Throughout his life, Huston took any excuse to light out for the territories. The god-forsaken Congo was the perfect place to make a film about how quickly the cheap paint of civilization can wear off the human psyche. For the rest of THE AFRICAN QUEEN cast and crew, it was a green hell. Spiegel had gone deeply in hock to make the film with the cast he wanted, and there was precious little left over for a huge location crew. For a time, Hepburn doubled as the wardrobe mistress. Missing from the African set were the squadrons of grips, gophers, and hangers-on common to a Hollywood shoot. In their place were bemused natives, lumber camp laborers, and the occasional colonial administrator.

"Nature," says Hepburn’s Rose Sayer in the film, "is what we were put on earth to rise above." But THE AFRICAN QUEEN group kept most intimate company with nature for the long weeks on African location, close by the black water of the Riuki in the rainy season. The cast endured blood flukes, crocodiles, huge army ants, wild boars, elephant stampedes, malaria and dysentery. Poisonous snakes in the outhouses and bugs in the food added even more character to the steaming inferno, and Hepburn lost twenty pounds making the film. Sanitation was nonexistent, a particular horror for Hepburn, fastidious to a fault and a urologist’s daughter.

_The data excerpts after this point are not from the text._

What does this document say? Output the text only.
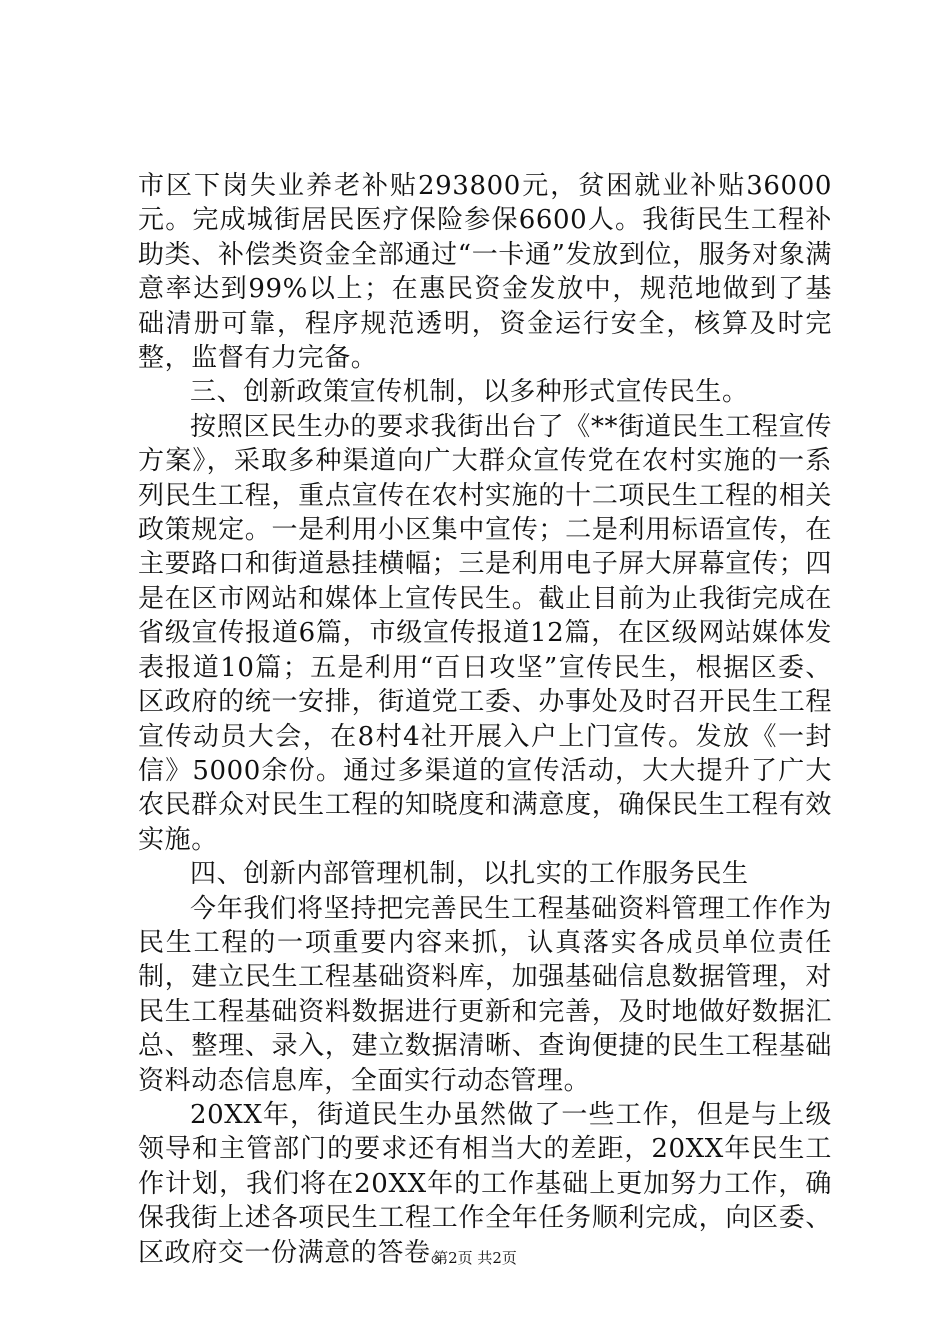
市区下岗失业养老补贴293800元，贫困就业补贴36000元。完成城街居民医疗保险参保6600人。我街民生工程补助类、补偿类资金全部通过“一卡通”发放到位，服务对象满意率达到99%以上；在惠民资金发放中，规范地做到了基础清册可靠，程序规范透明，资金运行安全，核算及时完整，监督有力完备。

三、创新政策宣传机制，以多种形式宣传民生。

按照区民生办的要求我街出台了《**街道民生工程宣传方案》，采取多种渠道向广大群众宣传党在农村实施的一系列民生工程，重点宣传在农村实施的十二项民生工程的相关政策规定。一是利用小区集中宣传；二是利用标语宣传，在主要路口和街道悬挂横幅；三是利用电子屏大屏幕宣传；四是在区市网站和媒体上宣传民生。截止目前为止我街完成在省级宣传报道6篇，市级宣传报道12篇，在区级网站媒体发表报道10篇；五是利用“百日攻坚”宣传民生，根据区委、区政府的统一安排，街道党工委、办事处及时召开民生工程宣传动员大会，在8村4社开展入户上门宣传。发放《一封信》5000余份。通过多渠道的宣传活动，大大提升了广大农民群众对民生工程的知晓度和满意度，确保民生工程有效实施。

四、创新内部管理机制，以扎实的工作服务民生

今年我们将坚持把完善民生工程基础资料管理工作作为民生工程的一项重要内容来抓，认真落实各成员单位责任制，建立民生工程基础资料库，加强基础信息数据管理，对民生工程基础资料数据进行更新和完善，及时地做好数据汇总、整理、录入，建立数据清晰、查询便捷的民生工程基础资料动态信息库，全面实行动态管理。

20XX年，街道民生办虽然做了一些工作，但是与上级领导和主管部门的要求还有相当大的差距，20XX年民生工作计划，我们将在20XX年的工作基础上更加努力工作，确保我街上述各项民生工程工作全年任务顺利完成，向区委、区政府交一份满意的答卷。

第2页 共2页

Bogart and Huston took to consuming Homeric amounts of alcohol, as the jungle closed in about them. Bogart’s own self-reliance and confidence initially made him despise the chinless Charlie Allnut. But the weeks in the jungle worked a change on Bogart, as he sampled the destitute life of Charlie. As Huston said, "All at once he got under the skin of that wretched, sleazy, absurd, brave little man."

Hepburn became angry with Huston and Bogart, and berated them for their endless practical jokes at her expense, including obscenities written in soap on her mirror. "She thought we were rascals, scamps, and rogues," said Huston, with a smile, many years later. Of course, she was right. "But eventually she saw through our antics and learned to trust us as friends." Hepburn developed a respect for Huston as a true ‘actor’s director,’ who gave her the key to Rose Sayer when he advised her to play the role like Eleanor Roosevelt. "That is the goddamnedest best piece of direction I have ever heard," wrote Hepburn, and their friendship was sealed.

For Hepburn, the role of Rose, "the skinny, psalm-singing old maid" who discovers a reservoir of strength and very earthly affection for one completely unlike herself, was art imitating life, complete with tsetse fly bites and leech infestations. She came to regard the shoot as one of the great adventures of her life, immortalizing it in a 1987 book with the absolutely accurate title The Making of The African Queen or How I Went to Africa with Bogart, Bacall and Huston and Almost Lost My Mind.

The AFRICAN QUEEN shoot, like the search for Scarlet O’Hara, or Darryl F. Zanuck chasing starlets around his desk, is now part of Hollywood lore. Clint Eastwood’s 1990 film WHITE HUNTER, BLACK HEART is loosely based on the Huston of THE AFRICAN QUEEN, from a novel by Peter Viertel, one of THE AFRICAN QUEEN’s screenwriters. THE AFRICAN QUEEN shoot turned out to be a truly Hemingwayesque experience for the Bogarts, Huston, and Katherine Hepburn, perhaps "The Short, Happy Life of Francis Macomber" mixed with an equal measure of The Green Hills of Africa. But not really, for THE AFRICAN QUEEN affirms the primacy of romance and trust over the worst obstacles of nature and human nature. Hepburn captured the essential joy of THE AFRICAN QUEEN in a mental snapshot from the film: "Dear Bogie. I'll never forget that close-up of him after he kisses Rosie, then goes around in back of the tank and considers what has happened. His expression—the wonder of it all—life."